Jackie Wells-Fauth
We were sitting in the living room the other night when suddenly, from the stairs leading to the lower level, came what my grandmother would call, “an unholy racket.”
“What is going on?” Roy, startled from his reading, inquired.
“That’s nothing,” I replied, “it’s just Wanda.”
“We have a woman named Wanda rattling metal in our basement?” he said, astonished. “Why did no one tell me?”
“Wanda! Knock off the noise!” I hollered. “Don’t make me come down there!”
But I was just posturing. Wanda and I both know that when she is making those noises, I’m going to have to go down eventually and slap her around a little. It happens every time.

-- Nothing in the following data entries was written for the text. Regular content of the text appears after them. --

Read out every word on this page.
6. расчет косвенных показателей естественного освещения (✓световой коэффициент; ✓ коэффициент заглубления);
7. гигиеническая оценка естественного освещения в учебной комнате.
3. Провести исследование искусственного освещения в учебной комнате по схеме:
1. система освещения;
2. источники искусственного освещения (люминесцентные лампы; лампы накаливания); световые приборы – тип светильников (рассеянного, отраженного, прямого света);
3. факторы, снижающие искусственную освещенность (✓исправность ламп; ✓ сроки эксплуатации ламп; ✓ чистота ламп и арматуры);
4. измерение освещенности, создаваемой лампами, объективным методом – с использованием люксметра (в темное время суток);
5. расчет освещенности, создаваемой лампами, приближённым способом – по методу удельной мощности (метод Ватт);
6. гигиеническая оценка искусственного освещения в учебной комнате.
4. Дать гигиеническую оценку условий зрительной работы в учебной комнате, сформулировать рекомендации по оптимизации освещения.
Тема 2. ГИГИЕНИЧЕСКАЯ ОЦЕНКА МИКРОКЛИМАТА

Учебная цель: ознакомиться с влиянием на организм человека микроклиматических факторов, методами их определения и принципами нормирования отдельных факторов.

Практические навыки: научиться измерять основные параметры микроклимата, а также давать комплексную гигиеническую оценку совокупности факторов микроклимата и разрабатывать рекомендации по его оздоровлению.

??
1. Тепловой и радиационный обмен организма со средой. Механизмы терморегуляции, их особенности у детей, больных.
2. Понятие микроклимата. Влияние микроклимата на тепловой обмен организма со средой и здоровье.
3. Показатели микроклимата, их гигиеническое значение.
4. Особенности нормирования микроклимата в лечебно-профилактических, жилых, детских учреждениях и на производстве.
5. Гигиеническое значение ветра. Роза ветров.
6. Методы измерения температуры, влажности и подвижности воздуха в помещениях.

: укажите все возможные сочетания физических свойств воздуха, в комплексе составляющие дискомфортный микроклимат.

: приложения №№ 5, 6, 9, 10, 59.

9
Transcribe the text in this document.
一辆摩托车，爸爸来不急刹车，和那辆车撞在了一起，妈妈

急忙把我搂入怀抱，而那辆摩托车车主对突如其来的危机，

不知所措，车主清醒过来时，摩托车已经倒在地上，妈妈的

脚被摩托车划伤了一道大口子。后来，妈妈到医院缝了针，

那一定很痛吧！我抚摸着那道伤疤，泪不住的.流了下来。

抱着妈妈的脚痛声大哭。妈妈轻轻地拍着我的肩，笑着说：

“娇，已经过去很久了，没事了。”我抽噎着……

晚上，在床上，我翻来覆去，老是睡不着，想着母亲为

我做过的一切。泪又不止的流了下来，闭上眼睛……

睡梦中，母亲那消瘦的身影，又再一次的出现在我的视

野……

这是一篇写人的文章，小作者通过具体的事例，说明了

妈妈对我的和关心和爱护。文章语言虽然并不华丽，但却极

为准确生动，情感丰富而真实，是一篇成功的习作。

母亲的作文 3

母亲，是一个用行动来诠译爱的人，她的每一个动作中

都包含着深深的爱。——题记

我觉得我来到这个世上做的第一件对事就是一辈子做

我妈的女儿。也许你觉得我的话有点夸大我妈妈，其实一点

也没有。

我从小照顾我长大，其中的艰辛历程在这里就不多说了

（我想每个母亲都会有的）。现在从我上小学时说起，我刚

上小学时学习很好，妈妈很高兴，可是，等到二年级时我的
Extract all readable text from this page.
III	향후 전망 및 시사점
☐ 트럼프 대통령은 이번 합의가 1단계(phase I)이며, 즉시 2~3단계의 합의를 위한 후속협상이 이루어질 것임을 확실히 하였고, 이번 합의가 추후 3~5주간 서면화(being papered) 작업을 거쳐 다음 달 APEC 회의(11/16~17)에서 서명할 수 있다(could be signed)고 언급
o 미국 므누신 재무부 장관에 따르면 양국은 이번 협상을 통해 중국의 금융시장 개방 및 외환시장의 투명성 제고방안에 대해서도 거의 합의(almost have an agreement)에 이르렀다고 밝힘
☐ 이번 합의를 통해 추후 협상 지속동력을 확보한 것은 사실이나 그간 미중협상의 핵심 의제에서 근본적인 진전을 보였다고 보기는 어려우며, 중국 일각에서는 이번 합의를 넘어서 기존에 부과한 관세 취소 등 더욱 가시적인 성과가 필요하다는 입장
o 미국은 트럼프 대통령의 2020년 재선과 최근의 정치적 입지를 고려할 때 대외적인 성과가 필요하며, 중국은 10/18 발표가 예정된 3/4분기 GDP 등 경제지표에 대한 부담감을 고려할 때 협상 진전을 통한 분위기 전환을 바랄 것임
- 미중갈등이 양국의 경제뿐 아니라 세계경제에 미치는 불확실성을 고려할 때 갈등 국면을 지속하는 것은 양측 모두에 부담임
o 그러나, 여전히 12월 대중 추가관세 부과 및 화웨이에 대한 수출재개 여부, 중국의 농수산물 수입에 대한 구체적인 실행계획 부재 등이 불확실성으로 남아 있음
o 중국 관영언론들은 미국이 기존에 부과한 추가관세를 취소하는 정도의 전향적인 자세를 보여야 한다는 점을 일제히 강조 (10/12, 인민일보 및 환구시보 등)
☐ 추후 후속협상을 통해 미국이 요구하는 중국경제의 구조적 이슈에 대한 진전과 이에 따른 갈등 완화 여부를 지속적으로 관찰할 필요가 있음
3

You see, Wanda and I have known each other for about ten years now. That’s how long she has lived in my basement, washing my clothes.
“Wanda, since you don’t seem to know, is our washing machine,” I told Roy in a rather superior voice.
“You’ve named the washing machine Wanda?” He seemed neither entertained nor surprised.
“When you work as closely as Wanda and I do, you get personal,” I explained to him.
And it’s true. Wanda and I have been together long enough to understand each other. We share more secrets and quirks than coffee klatch buddies.
For instance, I understand that if I want my underwear to not end up wound around the base of the washer, I will wash it on a gentler cycle. That way, Wanda won’t sling it around like she’s a stripper on a pole and twist it irrevocably into the inner workings of the washer.
When I put clothes into the washer, I understand that Wanda is a delicate and well-balanced flower. Therefore, I must lay the clothes in the washer with the precision of a master brick-layer. Because if I don’t, Wanda gets out of balance and throws a very noisy temper tantrum.
Wanda knows that when she does do the “jump and shout out of balance dance,” I will be down to jerk her back into place with a few choice words of my own added. To tell the truth, I think she enjoys my temper tantrums because I often think I see her hiding a smirk in the laundry soap bubbles!
And that brings me to the biggest argument between Wanda and me (outside of “what did you do with the other sock this time?”). We can’t agree on a laundry detergent. She favors the big jugs of liquid, the more additives the better.
I have tried everything (to avoid that). I even went to the pods, but she would chew them up and spit them back on the clothes so that nothing short of a hurricane could get them off. Finally, I thought, “Well, let’s try one of those environmentally friendly sheets or tabs. That should be good.”
Wanda scoffed in disdain. “I’m sorry, but did you mean for me to use that excuse for laundry soap?!” We have ultimately agreed to disagree—meaning we do it her way.
Roy has finally recovered a little from me giving the washing machine a name. “It’s a good thing the dryer is new, you haven’t had time to get hostile with it,” he joked.
“Dougie the Dryer? Oh don’t get me started! He eats so many socks, he makes Wanda look like she’s on a diet…”
If you see Roy at the laundromat, tell him Wanda and Dougie say hello.